While both economists expect some market correction, both believe the market will finish the year 10-15% higher that where we began. Why do they feel this way?
The underlying facts support it. 30% of the gains made this year is due from company profitability; 70% from increase in valuation of companies. Profitability will likely continue as the economy continues to gain strength. Undervalued stocks will be harder to find because of the market run up in 2013.
The level of consumer debt has dropped over the last 6 years. With fewer dollars owed to loan payments, there is more disposable income. Some economists would even say the consumer is ready to begin re-leveraging. While this may expand consumption, as a financial advisor, I would encourage continued debt reduction and building cash reserves.

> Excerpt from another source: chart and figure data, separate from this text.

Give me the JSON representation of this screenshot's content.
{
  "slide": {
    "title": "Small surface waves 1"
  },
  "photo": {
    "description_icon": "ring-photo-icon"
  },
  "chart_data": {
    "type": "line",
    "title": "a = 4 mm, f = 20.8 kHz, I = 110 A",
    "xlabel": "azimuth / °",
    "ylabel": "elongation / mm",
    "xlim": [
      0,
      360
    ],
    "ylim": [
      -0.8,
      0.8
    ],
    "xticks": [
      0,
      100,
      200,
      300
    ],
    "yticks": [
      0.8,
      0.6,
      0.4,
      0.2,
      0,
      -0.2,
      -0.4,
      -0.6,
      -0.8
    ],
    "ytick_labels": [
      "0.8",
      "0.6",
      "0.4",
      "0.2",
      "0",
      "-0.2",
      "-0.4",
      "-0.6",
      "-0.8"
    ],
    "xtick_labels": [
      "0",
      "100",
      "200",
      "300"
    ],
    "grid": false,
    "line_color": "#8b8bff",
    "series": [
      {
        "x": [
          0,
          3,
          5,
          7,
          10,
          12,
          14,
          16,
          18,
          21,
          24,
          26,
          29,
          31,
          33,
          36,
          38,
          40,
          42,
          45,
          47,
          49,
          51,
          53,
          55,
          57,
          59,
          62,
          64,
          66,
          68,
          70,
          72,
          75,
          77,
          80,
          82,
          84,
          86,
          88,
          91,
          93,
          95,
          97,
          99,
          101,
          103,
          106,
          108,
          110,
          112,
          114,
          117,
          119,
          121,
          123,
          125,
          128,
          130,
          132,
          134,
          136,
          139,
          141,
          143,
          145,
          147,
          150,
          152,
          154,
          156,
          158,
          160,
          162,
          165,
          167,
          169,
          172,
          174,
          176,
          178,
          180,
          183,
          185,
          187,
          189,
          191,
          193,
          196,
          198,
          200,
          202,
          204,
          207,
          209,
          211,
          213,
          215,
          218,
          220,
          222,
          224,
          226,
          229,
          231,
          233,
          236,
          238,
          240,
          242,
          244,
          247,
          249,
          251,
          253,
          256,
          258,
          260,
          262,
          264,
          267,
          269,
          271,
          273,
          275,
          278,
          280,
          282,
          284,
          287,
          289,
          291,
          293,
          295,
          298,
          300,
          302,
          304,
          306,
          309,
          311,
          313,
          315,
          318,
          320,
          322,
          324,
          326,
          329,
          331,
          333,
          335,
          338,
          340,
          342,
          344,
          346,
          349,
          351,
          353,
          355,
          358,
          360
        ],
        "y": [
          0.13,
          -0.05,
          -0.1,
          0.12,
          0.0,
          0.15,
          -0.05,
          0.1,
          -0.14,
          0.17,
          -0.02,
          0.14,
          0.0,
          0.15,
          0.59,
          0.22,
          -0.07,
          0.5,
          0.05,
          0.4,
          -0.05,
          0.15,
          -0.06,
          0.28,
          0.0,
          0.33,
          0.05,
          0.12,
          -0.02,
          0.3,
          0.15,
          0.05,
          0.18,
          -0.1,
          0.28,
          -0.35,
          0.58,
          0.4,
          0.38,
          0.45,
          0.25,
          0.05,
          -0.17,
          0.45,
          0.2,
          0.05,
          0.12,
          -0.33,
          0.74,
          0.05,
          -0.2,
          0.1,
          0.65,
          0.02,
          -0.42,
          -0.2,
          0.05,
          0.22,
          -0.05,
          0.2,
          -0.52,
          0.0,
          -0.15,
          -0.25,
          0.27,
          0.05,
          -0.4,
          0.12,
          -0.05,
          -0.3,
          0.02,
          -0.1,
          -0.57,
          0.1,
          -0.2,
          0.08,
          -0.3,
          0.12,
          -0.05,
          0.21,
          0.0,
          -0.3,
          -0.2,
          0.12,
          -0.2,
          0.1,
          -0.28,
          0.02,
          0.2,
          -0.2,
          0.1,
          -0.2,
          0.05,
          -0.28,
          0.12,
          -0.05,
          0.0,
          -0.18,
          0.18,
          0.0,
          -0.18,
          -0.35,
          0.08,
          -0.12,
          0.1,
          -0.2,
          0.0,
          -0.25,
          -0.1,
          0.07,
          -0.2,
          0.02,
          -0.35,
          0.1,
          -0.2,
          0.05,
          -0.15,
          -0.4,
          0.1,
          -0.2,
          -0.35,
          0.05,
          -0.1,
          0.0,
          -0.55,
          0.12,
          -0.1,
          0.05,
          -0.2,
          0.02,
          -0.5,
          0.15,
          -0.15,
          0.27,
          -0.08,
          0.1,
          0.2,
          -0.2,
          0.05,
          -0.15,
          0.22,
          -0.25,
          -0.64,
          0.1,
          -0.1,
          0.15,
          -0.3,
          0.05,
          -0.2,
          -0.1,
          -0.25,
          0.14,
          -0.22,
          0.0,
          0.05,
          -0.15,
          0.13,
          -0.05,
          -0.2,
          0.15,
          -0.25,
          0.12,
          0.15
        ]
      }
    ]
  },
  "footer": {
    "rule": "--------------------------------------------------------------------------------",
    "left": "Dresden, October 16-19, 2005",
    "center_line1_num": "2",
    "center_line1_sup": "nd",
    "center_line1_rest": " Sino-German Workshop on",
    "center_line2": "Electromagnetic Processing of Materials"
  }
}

Home starts are picking up. As a nation, we are well below the average of 1.5 million home starts per year. Home building has a ripple effect – new homes need new appliances, new TV, new furniture, landscaping, etc. As a financial planner, I anticipate disposable income being consumed by these products in the first 2 years of a home purchase. Even in downsizing, retirees often make new purchases to get furniture that better fits their smaller home.
Within the US, vehicle sales are approaching their normal range of sales of 15.5 million per year. However, car sales overseas continue to expand as the middleclass of emerging countries is expanding.
Fracking has opened up more oil and natural gas fields for production. By 2016, the US will likely be a net energy exporter. Again this growth has ripple effects to companies surrounding the new drilling such as storage, transportation and pipelines.